Cela entre tant en résonnance avec l’idée qui me trotte dans la tête que j’en souris intérieurement. Depuis
déjà près d’une semaine, je réfléchis à l’élaboration d’un journal qui viendrait potentiellement s’articuler avec le roman que j’écris au jour le jour. Ce vœu de mémoire se ferait le témoin quotidien de l’écrivailleuse que je suis, en plein défi d’écriture. Son vécu, sa temporalité, ses doutes, ses rêves, son travail, ses peurs, ses questionnements, ses joies… En bref, la vie « confinée » d’une scribouillarde, doublée d’une gageure : celle de réussir à rédiger un roman dans son entier, complété de son journal de bord, et ce en seulement 80 jours.

De quoi tomber raide devant l’idiotie de la chose, ou son infaisabilité. Il faut avoir totalement basculé pour imaginer un tel projet. Surtout que le contexte dans lequel évolueraient les personnages serait le nôtre, ce qui impliquerait d’inscrire la fiction dans une réalité des plus concrètes. Un véritable challenge, induisant une somme incalculable de fouilles minutieuses dans les strates de l’actualité. Cela relève de l’insensé, de la schizophrénie paranoïde ou de l’hystérie.

C’est justement le terme qui me vient : hystérique. Depuis l’arrivée « soudaine » de la pandémie, le confinement fait ployer les convictions, lève le voile sur l’horreur, révèle le mensonge, la lâcheté, le manque de responsabilité et contraint tout à chacun à assister à l’effondrement sans plus de défenses qu’un nouveau-né. Cependant, le coup porté à la grégarité révèle une solidarité d’une force insoupçonnée, ainsi qu’une farouche tendance à la bravade. Les héros modernes sont bien , mais calfeutrés par la force des choses au fond de leur habitat. De quoi devenir « chèvre » devant l’absurdité de l’équation, qui depuis des siècles se heurte à l’insoluble : partage et hiérarchie semblent résolument incompatibles…
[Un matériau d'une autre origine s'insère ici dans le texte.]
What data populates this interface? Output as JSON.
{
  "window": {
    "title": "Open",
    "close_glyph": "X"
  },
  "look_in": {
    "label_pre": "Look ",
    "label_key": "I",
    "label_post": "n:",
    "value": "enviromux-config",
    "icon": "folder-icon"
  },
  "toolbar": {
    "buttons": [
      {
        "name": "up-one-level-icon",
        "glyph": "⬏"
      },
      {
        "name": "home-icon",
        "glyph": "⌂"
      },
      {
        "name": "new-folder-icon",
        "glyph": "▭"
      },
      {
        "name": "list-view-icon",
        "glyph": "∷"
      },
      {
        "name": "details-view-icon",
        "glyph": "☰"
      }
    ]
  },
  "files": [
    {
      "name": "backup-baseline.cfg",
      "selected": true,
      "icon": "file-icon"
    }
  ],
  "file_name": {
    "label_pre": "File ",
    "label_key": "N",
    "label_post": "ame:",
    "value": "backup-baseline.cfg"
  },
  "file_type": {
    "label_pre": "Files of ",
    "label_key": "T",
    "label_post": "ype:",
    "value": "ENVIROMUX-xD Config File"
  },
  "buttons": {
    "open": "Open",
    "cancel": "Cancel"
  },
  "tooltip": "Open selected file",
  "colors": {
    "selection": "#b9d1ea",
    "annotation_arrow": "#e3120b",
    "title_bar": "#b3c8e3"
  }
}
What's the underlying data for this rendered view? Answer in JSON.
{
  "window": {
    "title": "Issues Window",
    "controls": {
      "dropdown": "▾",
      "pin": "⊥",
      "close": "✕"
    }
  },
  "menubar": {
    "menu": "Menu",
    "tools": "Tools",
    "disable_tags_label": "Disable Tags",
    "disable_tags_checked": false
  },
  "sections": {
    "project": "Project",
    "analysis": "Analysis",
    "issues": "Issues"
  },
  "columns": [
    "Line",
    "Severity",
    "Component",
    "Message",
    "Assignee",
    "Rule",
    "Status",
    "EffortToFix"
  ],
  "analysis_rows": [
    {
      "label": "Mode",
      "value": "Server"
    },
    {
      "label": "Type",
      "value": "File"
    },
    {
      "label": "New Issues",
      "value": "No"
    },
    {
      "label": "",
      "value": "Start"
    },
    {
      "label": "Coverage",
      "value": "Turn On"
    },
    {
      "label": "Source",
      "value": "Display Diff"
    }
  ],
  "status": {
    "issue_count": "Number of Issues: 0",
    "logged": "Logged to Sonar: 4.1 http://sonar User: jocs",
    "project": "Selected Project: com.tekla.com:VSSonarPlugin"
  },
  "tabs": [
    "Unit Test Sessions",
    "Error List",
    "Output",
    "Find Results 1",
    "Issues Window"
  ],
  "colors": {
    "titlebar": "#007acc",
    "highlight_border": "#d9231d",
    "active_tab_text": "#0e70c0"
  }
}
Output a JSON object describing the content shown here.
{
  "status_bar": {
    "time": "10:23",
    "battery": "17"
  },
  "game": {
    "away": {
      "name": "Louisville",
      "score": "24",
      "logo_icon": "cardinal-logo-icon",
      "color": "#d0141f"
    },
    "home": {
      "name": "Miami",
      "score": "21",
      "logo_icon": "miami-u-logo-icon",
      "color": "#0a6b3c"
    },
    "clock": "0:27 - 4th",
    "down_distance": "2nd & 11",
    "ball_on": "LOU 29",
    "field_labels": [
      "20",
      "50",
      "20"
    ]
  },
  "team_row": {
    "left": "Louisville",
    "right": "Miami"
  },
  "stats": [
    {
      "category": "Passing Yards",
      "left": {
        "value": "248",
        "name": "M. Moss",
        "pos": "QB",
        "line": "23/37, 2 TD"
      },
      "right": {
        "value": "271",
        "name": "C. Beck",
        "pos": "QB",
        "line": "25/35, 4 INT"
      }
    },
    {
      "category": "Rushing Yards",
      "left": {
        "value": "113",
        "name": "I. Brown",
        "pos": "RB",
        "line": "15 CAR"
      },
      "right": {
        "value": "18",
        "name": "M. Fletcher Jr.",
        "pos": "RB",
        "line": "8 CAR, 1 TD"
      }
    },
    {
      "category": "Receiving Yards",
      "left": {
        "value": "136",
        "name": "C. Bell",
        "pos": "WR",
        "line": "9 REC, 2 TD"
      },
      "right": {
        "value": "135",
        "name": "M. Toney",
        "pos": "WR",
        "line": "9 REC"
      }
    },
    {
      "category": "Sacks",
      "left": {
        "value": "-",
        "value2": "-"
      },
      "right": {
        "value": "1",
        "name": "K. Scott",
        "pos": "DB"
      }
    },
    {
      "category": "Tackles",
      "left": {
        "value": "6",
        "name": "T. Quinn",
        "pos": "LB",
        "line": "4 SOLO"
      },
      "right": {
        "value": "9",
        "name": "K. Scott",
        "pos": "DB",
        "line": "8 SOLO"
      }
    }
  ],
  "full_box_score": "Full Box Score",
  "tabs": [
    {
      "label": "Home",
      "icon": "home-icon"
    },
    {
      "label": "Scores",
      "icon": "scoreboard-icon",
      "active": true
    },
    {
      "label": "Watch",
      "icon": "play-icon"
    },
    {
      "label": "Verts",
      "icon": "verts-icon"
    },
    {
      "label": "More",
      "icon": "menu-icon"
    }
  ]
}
Révoltée par un tel constat, je me renfrogne. Toute la matinée est engloutie par le combat intérieur que je mène, bien inutilement. En résulte toutefois une frustration suffisante pour m’aider à trancher. Mon désormais « prochain » journal sera donc pompeusement baptisé : journal de bord d’une « écrivailleuse » hystérique.

Cependant, mon aptitude au doute me fait repenser le concept, peut-être un poil « too much ». * Je ressasse cette première idée, sans réussir à en trouver de meilleures. Après moulte réflexions, je décide de ne pas en changer un mot et m’attele dans la foulée à la rédaction d’un post « informatif », à l’attention de celles et ceux qui me font la grâce de parcourir quotidiennement le fruit de mes efforts.
Je leur explique l’intention, détaille la motivation, partage l’émotion de l’instant, fait état une fois encore du contexte et leur confirme ma volonté de remonter le fil des chapitres, jusqu’au dernier en date. Le reste suivra, en alternance, jusqu’à la fin du roman. Un billet du journal, un chapitre. Double travail.
Pas grave… Cela m’évite de trop penser en citoyenne déch
ue de ses droits, notamment celui de vivre dignement sans dictature pour la chapeauter.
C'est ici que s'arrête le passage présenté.